Friday, June 19, 2015

The one with the guy from that thing

I know, I know, I go like ten weeks* without blogging, then I post two days in a row, and it's all related to one late night multiplex excursion. So it goes.

(* = may be a slight exaggeration)

Anyway, if there's one thing you need to know about my relationship with Going To The Movies, as a socio-cultural thing, it's that I have a borderline obsessive need to get to the theater early. I like to have plenty of time to get tickets and snacks, I like to have plenty of time to pick out a good seat (ideally somewhere smack in the middle of the first of the stadium rows) and I like to watch the pre-show. I've mentioned before how much I appreciate the care and effort that goes into the Alamo's pre-show, but even The Twenty and First Look are enjoyable for their cheesy excesses. And I especially enjoy the previews. If you've ever wondered who the target audience was for those syndicated shows of nothing but movie trailers that used to (maybe still do?) air on weekend afternoons, like Coming Attractions, it was me.

So there we were on Wednesday night, watching the previews, and the vast majority of them were for movies I was already at least aware of. At least a couple I had already seen - Fantastic Four and Ant-Man - the last time I was at the theater, for Avengers: Age of Ultron. Another couple were for sequels and/or reboots - Sinister 2 and the new Vacation with Ed Helms as the adult Rusty - which means even if I hadn't heard anything specific about them their existence didn't impact me as news per se (Hollywood be recyclin'). But one stood out in particular because of the potent combination of being neither a sequel nor a reboot, being the first I had ever heard of the project in question, and also being so crazypants that it felt like something I might dream up while heavily narcotized and hanging out in my dork cave. This would be a joint apparently entitled The Last Witch Hunter.

Assuming that, like most modern trailers, this one effectively outlined the premise if not most of the plot, The Last Witch Hunter takes place in a world where witches are real, and evil, and one of the functions of the Catholic church has always been to fight them, functions which have coalesced in various super-secret orders.
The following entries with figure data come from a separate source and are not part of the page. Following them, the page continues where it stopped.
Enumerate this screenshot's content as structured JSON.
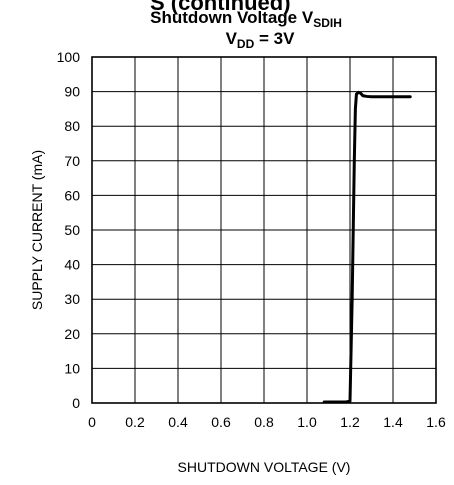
{
  "header_fragment": "S (continued)",
  "chart_data": {
    "type": "line",
    "title": {
      "line1": {
        "text": "Shutdown Voltage V",
        "sub": "SDIH"
      },
      "line2": {
        "pre": "V",
        "sub": "DD",
        "post": " = 3V"
      }
    },
    "xlabel": "SHUTDOWN VOLTAGE (V)",
    "ylabel": "SUPPLY CURRENT (mA)",
    "xlim": [
      0,
      1.6
    ],
    "ylim": [
      0,
      100
    ],
    "xticks": [
      0,
      0.2,
      0.4,
      0.6,
      0.8,
      1.0,
      1.2,
      1.4,
      1.6
    ],
    "xtick_labels": [
      "0",
      "0.2",
      "0.4",
      "0.6",
      "0.8",
      "1.0",
      "1.2",
      "1.4",
      "1.6"
    ],
    "yticks": [
      0,
      10,
      20,
      30,
      40,
      50,
      60,
      70,
      80,
      90,
      100
    ],
    "ytick_labels": [
      "0",
      "10",
      "20",
      "30",
      "40",
      "50",
      "60",
      "70",
      "80",
      "90",
      "100"
    ],
    "grid": true,
    "series": [
      {
        "x": [
          1.08,
          1.18,
          1.2,
          1.21,
          1.22,
          1.225,
          1.23,
          1.24,
          1.25,
          1.26,
          1.28,
          1.3,
          1.35,
          1.4,
          1.45,
          1.48
        ],
        "y": [
          0.3,
          0.3,
          0.5,
          30,
          70,
          85,
          89.3,
          89.8,
          89.5,
          88.8,
          88.6,
          88.5,
          88.5,
          88.5,
          88.5,
          88.5
        ]
      }
    ]
  }
}
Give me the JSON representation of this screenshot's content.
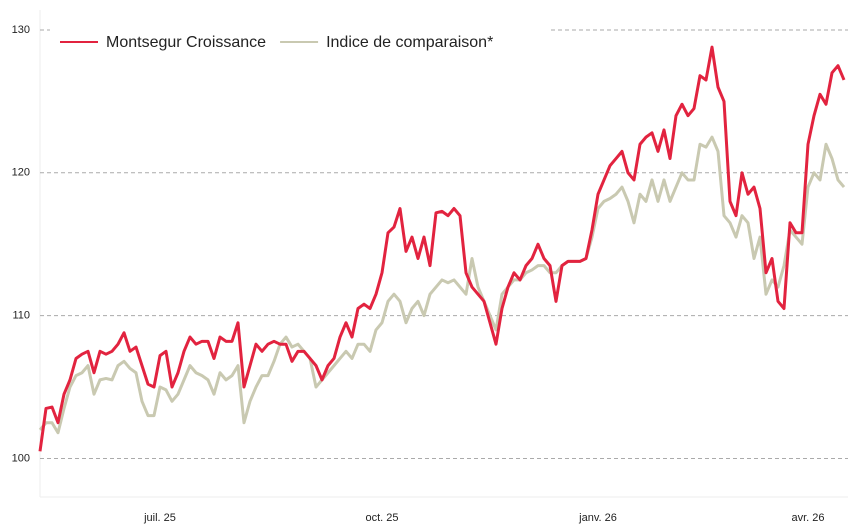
{
  "chart_data": {
    "type": "line",
    "categories": [
      null,
      null,
      null,
      null,
      null,
      null,
      null,
      null,
      null,
      null,
      null,
      null,
      null,
      null,
      null,
      null,
      null,
      null,
      null,
      null,
      "juil. 25",
      null,
      null,
      null,
      null,
      null,
      null,
      null,
      null,
      null,
      null,
      null,
      null,
      null,
      null,
      null,
      null,
      null,
      null,
      null,
      null,
      null,
      null,
      null,
      null,
      null,
      null,
      null,
      null,
      null,
      null,
      null,
      null,
      null,
      null,
      null,
      null,
      "oct. 25",
      null,
      null,
      null,
      null,
      null,
      null,
      null,
      null,
      null,
      null,
      null,
      null,
      null,
      null,
      null,
      null,
      null,
      null,
      null,
      null,
      null,
      null,
      null,
      null,
      null,
      null,
      null,
      null,
      null,
      null,
      null,
      null,
      null,
      null,
      null,
      "janv. 26",
      null,
      null,
      null,
      null,
      null,
      null,
      null,
      null,
      null,
      null,
      null,
      null,
      null,
      null,
      null,
      null,
      null,
      null,
      null,
      null,
      null,
      null,
      null,
      null,
      null,
      null,
      null,
      null,
      null,
      null,
      null,
      null,
      null,
      null,
      "avr. 26",
      null,
      null,
      null,
      null,
      null,
      null
    ],
    "series": [
      {
        "name": "Indice de comparaison*",
        "color": "#c9c9b1",
        "values": [
          102.0,
          102.5,
          102.5,
          101.8,
          103.5,
          105.0,
          105.8,
          106.0,
          106.5,
          104.5,
          105.5,
          105.6,
          105.5,
          106.5,
          106.8,
          106.3,
          106.0,
          104.0,
          103.0,
          103.0,
          105.0,
          104.8,
          104.0,
          104.5,
          105.5,
          106.5,
          106.0,
          105.8,
          105.5,
          104.5,
          106.0,
          105.5,
          105.8,
          106.5,
          102.5,
          104.0,
          105.0,
          105.8,
          105.8,
          106.8,
          108.0,
          108.5,
          107.8,
          108.0,
          107.5,
          107.0,
          105.0,
          105.5,
          106.0,
          106.5,
          107.0,
          107.5,
          107.0,
          108.0,
          108.0,
          107.5,
          109.0,
          109.5,
          111.0,
          111.5,
          111.0,
          109.5,
          110.5,
          111.0,
          110.0,
          111.5,
          112.0,
          112.5,
          112.3,
          112.5,
          112.0,
          111.5,
          114.0,
          112.0,
          111.0,
          110.0,
          109.0,
          111.5,
          112.0,
          112.5,
          112.5,
          113.0,
          113.2,
          113.5,
          113.5,
          113.0,
          113.0,
          113.5,
          113.8,
          113.8,
          113.8,
          114.0,
          115.5,
          117.5,
          118.0,
          118.2,
          118.5,
          119.0,
          118.0,
          116.5,
          118.5,
          118.0,
          119.5,
          118.0,
          119.5,
          118.0,
          119.0,
          120.0,
          119.5,
          119.5,
          122.0,
          121.8,
          122.5,
          121.5,
          117.0,
          116.5,
          115.5,
          117.0,
          116.5,
          114.0,
          115.5,
          111.5,
          112.5,
          112.0,
          113.5,
          116.0,
          115.5,
          115.0,
          119.0,
          120.0,
          119.5,
          122.0,
          121.0,
          119.5,
          119.0
        ]
      },
      {
        "name": "Montsegur Croissance",
        "color": "#e2233f",
        "values": [
          100.5,
          103.5,
          103.6,
          102.5,
          104.5,
          105.5,
          107.0,
          107.3,
          107.5,
          106.0,
          107.5,
          107.3,
          107.5,
          108.0,
          108.8,
          107.5,
          107.8,
          106.5,
          105.2,
          105.0,
          107.2,
          107.5,
          105.0,
          106.0,
          107.5,
          108.5,
          108.0,
          108.2,
          108.2,
          107.0,
          108.5,
          108.2,
          108.2,
          109.5,
          105.0,
          106.5,
          108.0,
          107.5,
          108.0,
          108.2,
          108.0,
          108.0,
          106.8,
          107.5,
          107.5,
          107.0,
          106.5,
          105.5,
          106.5,
          107.0,
          108.5,
          109.5,
          108.5,
          110.5,
          110.8,
          110.5,
          111.5,
          113.0,
          115.8,
          116.2,
          117.5,
          114.5,
          115.5,
          114.0,
          115.5,
          113.5,
          117.2,
          117.3,
          117.0,
          117.5,
          117.0,
          113.0,
          112.0,
          111.5,
          111.0,
          109.5,
          108.0,
          110.5,
          112.0,
          113.0,
          112.5,
          113.5,
          114.0,
          115.0,
          114.0,
          113.5,
          111.0,
          113.5,
          113.8,
          113.8,
          113.8,
          114.0,
          116.0,
          118.5,
          119.5,
          120.5,
          121.0,
          121.5,
          120.0,
          119.5,
          122.0,
          122.5,
          122.8,
          121.5,
          123.0,
          121.0,
          124.0,
          124.8,
          124.0,
          124.5,
          126.8,
          126.5,
          128.8,
          126.0,
          125.0,
          118.0,
          117.0,
          120.0,
          118.5,
          119.0,
          117.5,
          113.0,
          114.0,
          111.0,
          110.5,
          116.5,
          115.8,
          115.8,
          122.0,
          124.0,
          125.5,
          124.8,
          127.0,
          127.5,
          126.5
        ]
      }
    ],
    "ylim": [
      97.3,
      131.4
    ],
    "yticks": [
      100,
      110,
      120,
      130
    ],
    "grid": true,
    "legend": "top-left"
  }
}
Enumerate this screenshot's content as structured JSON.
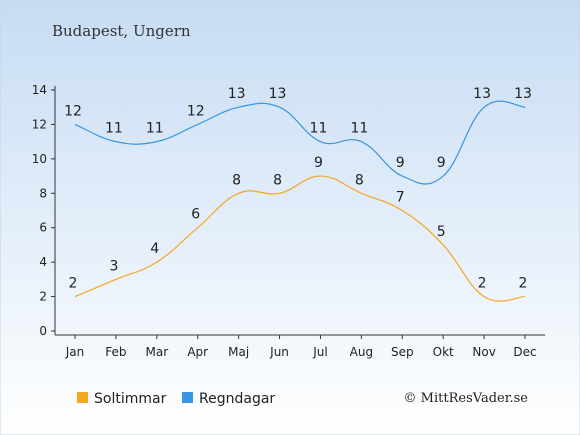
{
  "chart_data": {
    "type": "line",
    "title": "Budapest, Ungern",
    "categories": [
      "Jan",
      "Feb",
      "Mar",
      "Apr",
      "Maj",
      "Jun",
      "Jul",
      "Aug",
      "Sep",
      "Okt",
      "Nov",
      "Dec"
    ],
    "ylim": [
      0,
      14
    ],
    "yticks": [
      0,
      2,
      4,
      6,
      8,
      10,
      12,
      14
    ],
    "grid": false,
    "legend_position": "bottom-left",
    "series": [
      {
        "name": "Soltimmar",
        "color": "#f5a623",
        "values": [
          2,
          3,
          4,
          6,
          8,
          8,
          9,
          8,
          7,
          5,
          2,
          2
        ]
      },
      {
        "name": "Regndagar",
        "color": "#3a96e0",
        "values": [
          12,
          11,
          11,
          12,
          13,
          13,
          11,
          11,
          9,
          9,
          13,
          13
        ]
      }
    ],
    "credit": "© MittResVader.se"
  }
}
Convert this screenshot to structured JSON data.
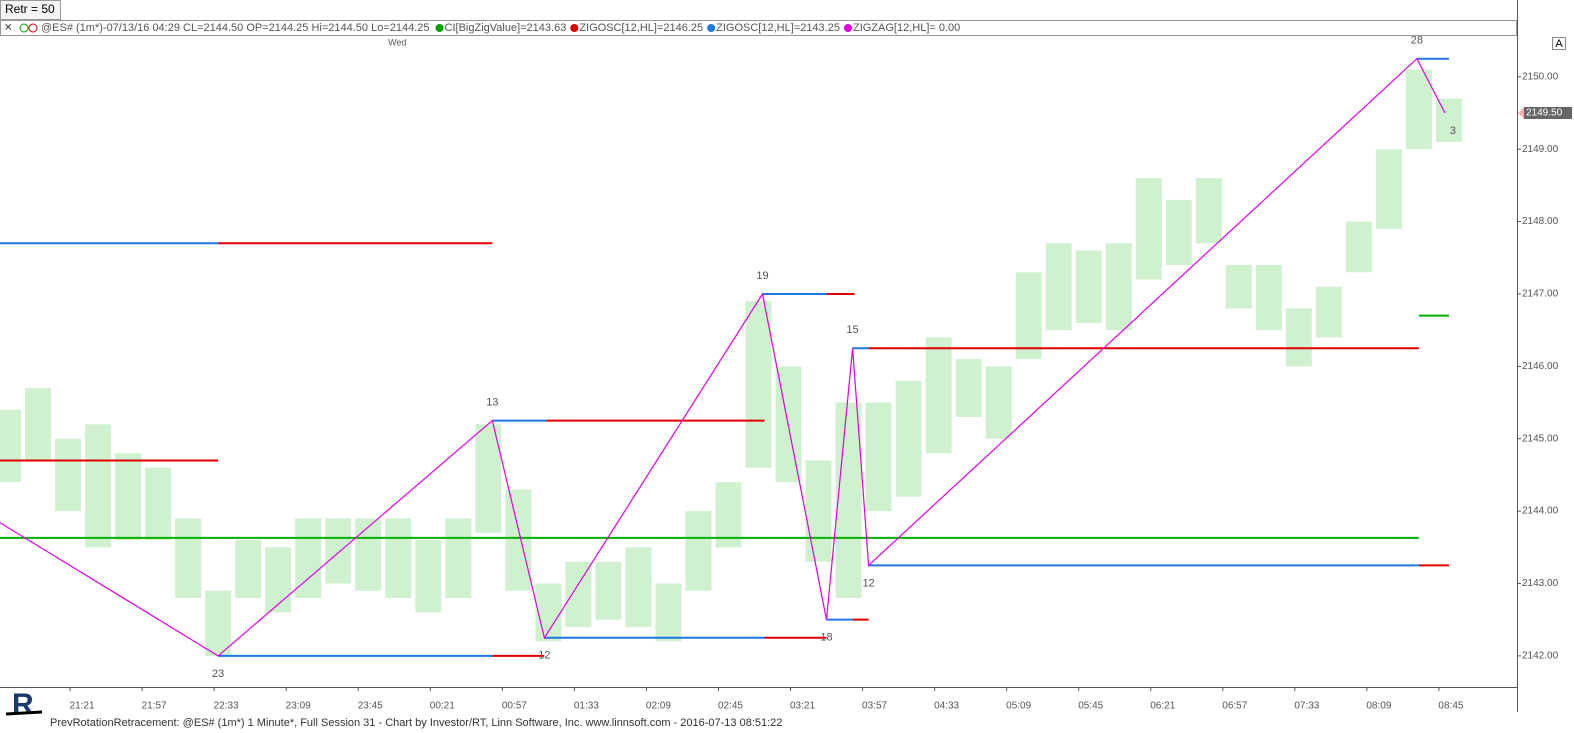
{
  "chart_data": {
    "type": "zigzag",
    "button": "Retr = 50",
    "title": "@ES# (1m*)-07/13/16 04:29 CL=2144.50 OP=2144.25 Hi=2144.50 Lo=2144.25",
    "indicators": [
      {
        "name": "CI[BigZigValue]=2143.63",
        "color": "#00a000"
      },
      {
        "name": "ZIGOSC[12,HL]=2146.25",
        "color": "#e00000"
      },
      {
        "name": "ZIGOSC[12,HL]=2143.25",
        "color": "#1e78e6"
      },
      {
        "name": "ZIGZAG[12,HL]= 0.00",
        "color": "#e000e0"
      }
    ],
    "day_label": {
      "x": "00:00",
      "text": "Wed"
    },
    "axis_button": "A",
    "footer": "PrevRotationRetracement: @ES# (1m*) 1 Minute*, Full Session 31 - Chart by Investor/RT, Linn Software, Inc. www.linnsoft.com - 2016-07-13 08:51:22",
    "xlim": [
      "20:46",
      "09:24"
    ],
    "xticks": [
      "21:21",
      "21:57",
      "22:33",
      "23:09",
      "23:45",
      "00:21",
      "00:57",
      "01:33",
      "02:09",
      "02:45",
      "03:21",
      "03:57",
      "04:33",
      "05:09",
      "05:45",
      "06:21",
      "06:57",
      "07:33",
      "08:09",
      "08:45"
    ],
    "ylim": [
      2141.57,
      2150.55
    ],
    "yticks": [
      {
        "value": 2142,
        "label": "2142.00"
      },
      {
        "value": 2143,
        "label": "2143.00"
      },
      {
        "value": 2144,
        "label": "2144.00"
      },
      {
        "value": 2145,
        "label": "2145.00"
      },
      {
        "value": 2146,
        "label": "2146.00"
      },
      {
        "value": 2147,
        "label": "2147.00"
      },
      {
        "value": 2148,
        "label": "2148.00"
      },
      {
        "value": 2149,
        "label": "2149.00"
      },
      {
        "value": 2150,
        "label": "2150.00"
      }
    ],
    "last_price": {
      "value": 2149.5,
      "label": "2149.50"
    },
    "bars": {
      "color": "#a8e6a8",
      "x": [
        "20:50",
        "21:05",
        "21:20",
        "21:35",
        "21:50",
        "22:05",
        "22:20",
        "22:35",
        "22:50",
        "23:05",
        "23:20",
        "23:35",
        "23:50",
        "00:05",
        "00:20",
        "00:35",
        "00:50",
        "01:05",
        "01:20",
        "01:35",
        "01:50",
        "02:05",
        "02:20",
        "02:35",
        "02:50",
        "03:05",
        "03:20",
        "03:35",
        "03:50",
        "04:05",
        "04:20",
        "04:35",
        "04:50",
        "05:05",
        "05:20",
        "05:35",
        "05:50",
        "06:05",
        "06:20",
        "06:35",
        "06:50",
        "07:05",
        "07:20",
        "07:35",
        "07:50",
        "08:05",
        "08:20",
        "08:35",
        "08:50"
      ],
      "high": [
        2145.4,
        2145.7,
        2145.0,
        2145.2,
        2144.8,
        2144.6,
        2143.9,
        2142.9,
        2143.6,
        2143.5,
        2143.9,
        2143.9,
        2143.9,
        2143.9,
        2143.6,
        2143.9,
        2145.2,
        2144.3,
        2143.0,
        2143.3,
        2143.3,
        2143.5,
        2143.0,
        2144.0,
        2144.4,
        2146.9,
        2146.0,
        2144.7,
        2145.5,
        2145.5,
        2145.8,
        2146.4,
        2146.1,
        2146.0,
        2147.3,
        2147.7,
        2147.6,
        2147.7,
        2148.6,
        2148.3,
        2148.6,
        2147.4,
        2147.4,
        2146.8,
        2147.1,
        2148.0,
        2149.0,
        2150.1,
        2149.7
      ],
      "low": [
        2144.4,
        2144.7,
        2144.0,
        2143.5,
        2143.6,
        2143.6,
        2142.8,
        2142.0,
        2142.8,
        2142.6,
        2142.8,
        2143.0,
        2142.9,
        2142.8,
        2142.6,
        2142.8,
        2143.7,
        2142.9,
        2142.2,
        2142.4,
        2142.5,
        2142.4,
        2142.2,
        2142.9,
        2143.5,
        2144.6,
        2144.4,
        2143.3,
        2142.8,
        2144.0,
        2144.2,
        2144.8,
        2145.3,
        2145.0,
        2146.1,
        2146.5,
        2146.6,
        2146.5,
        2147.2,
        2147.4,
        2147.7,
        2146.8,
        2146.5,
        2146.0,
        2146.4,
        2147.3,
        2147.9,
        2149.0,
        2149.1
      ]
    },
    "levels": [
      {
        "start": "20:46",
        "end": "22:35",
        "price": 2147.7,
        "color": "#1e78e6"
      },
      {
        "start": "22:35",
        "end": "00:52",
        "price": 2147.7,
        "color": "#e00000"
      },
      {
        "start": "20:46",
        "end": "22:35",
        "price": 2144.7,
        "color": "#e00000"
      },
      {
        "start": "22:35",
        "end": "00:52",
        "price": 2142.0,
        "color": "#1e78e6"
      },
      {
        "start": "00:52",
        "end": "01:18",
        "price": 2142.0,
        "color": "#e00000"
      },
      {
        "start": "00:52",
        "end": "01:19",
        "price": 2145.25,
        "color": "#1e78e6"
      },
      {
        "start": "01:19",
        "end": "03:08",
        "price": 2145.25,
        "color": "#e00000"
      },
      {
        "start": "01:18",
        "end": "03:08",
        "price": 2142.25,
        "color": "#1e78e6"
      },
      {
        "start": "03:08",
        "end": "03:39",
        "price": 2142.25,
        "color": "#e00000"
      },
      {
        "start": "03:07",
        "end": "03:39",
        "price": 2147.0,
        "color": "#1e78e6"
      },
      {
        "start": "03:39",
        "end": "03:53",
        "price": 2147.0,
        "color": "#e00000"
      },
      {
        "start": "03:39",
        "end": "03:52",
        "price": 2142.5,
        "color": "#1e78e6"
      },
      {
        "start": "03:52",
        "end": "04:00",
        "price": 2142.5,
        "color": "#e00000"
      },
      {
        "start": "03:52",
        "end": "04:00",
        "price": 2146.25,
        "color": "#1e78e6"
      },
      {
        "start": "04:00",
        "end": "08:35",
        "price": 2146.25,
        "color": "#e00000"
      },
      {
        "start": "04:00",
        "end": "08:35",
        "price": 2143.25,
        "color": "#1e78e6"
      },
      {
        "start": "08:35",
        "end": "08:50",
        "price": 2143.25,
        "color": "#e00000"
      },
      {
        "start": "08:34",
        "end": "08:50",
        "price": 2150.25,
        "color": "#1e78e6"
      },
      {
        "start": "20:46",
        "end": "08:35",
        "price": 2143.63,
        "color": "#00b000"
      },
      {
        "start": "08:35",
        "end": "08:50",
        "price": 2146.7,
        "color": "#00b000"
      }
    ],
    "zigzag": {
      "color": "#e000e0",
      "x": [
        "20:46",
        "22:35",
        "00:52",
        "01:18",
        "03:07",
        "03:39",
        "03:52",
        "04:00",
        "08:34",
        "08:48"
      ],
      "values": [
        2143.84,
        2142.0,
        2145.25,
        2142.25,
        2147.0,
        2142.5,
        2146.25,
        2143.25,
        2150.25,
        2149.5
      ],
      "labels": [
        null,
        23,
        13,
        12,
        19,
        18,
        15,
        12,
        28,
        3
      ]
    }
  }
}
Witches went underground, everyone assumed they had been wiped out and the old orders faded, but of course the witches were only biding their time and are now going to unleash Armageddon (or something like that) and so one Loner With a Troubled Past Who Remembers the Old Ways must reclaim his legacy and save the world. So that's some ambitiously insane genre material right there. And the cast is stacked with ringers, too. Leslie Rose (World's Strongest Woman Ygritte) is in it, as is Michael Caine as an old priest and Elijah Wood as a young priest. Also for some reason former WWE European Champion Kurt Angle is in the mix, which in and of itself amuses me beyond reason. But the hero character, whose name is Kaulder (someday I may have to do a post about the mostly comics-driven heyday of giving every character kewl names with K's for C's and Z's for S's and Y's for I's) and who apparently gets to swing a flaming sword around, is portrayed by ...

VIN DIESEL, ladies and gentlemen.

And that's what really made an impression on me. Vin is having quite a moment, isn't he? I really thought he burned bright but faded fast back in the very early 00's. Usually there's no coming back from a forgettable misfire like The Pacifier. But now it's like hey, America fell in love with the Guardians of the Galaxy and he was the voice of Groot, and then Fast and Furious 7 came out and suddenly everyone was writing these seemingly straight-faced appraisals of the entire franchise and how it's basically a beloved modern cinematic treasure (I've never seen a single Fast and Furious movie, which is more not my thing/not enough hours in the day than outright snobbery, so I'm simultaneously having trouble wrapping my head around it all and seriously considering binge-watching all seven movies) and ... well, and now here we are, where apparently studios evaluate a crusaders-versus-witches original story (not based on a comic book or YA novel or video game or anything!) and try to figure out if they can sell it to the masses, possibly even turn it into a franchise, and the conclusion they come to is "Yes ... if we can get VIN DIESEL!" I'm actually pretty glad that trying to figure that stuff out is not my job, and I just get to sit back and enjoy the results, one way or the other.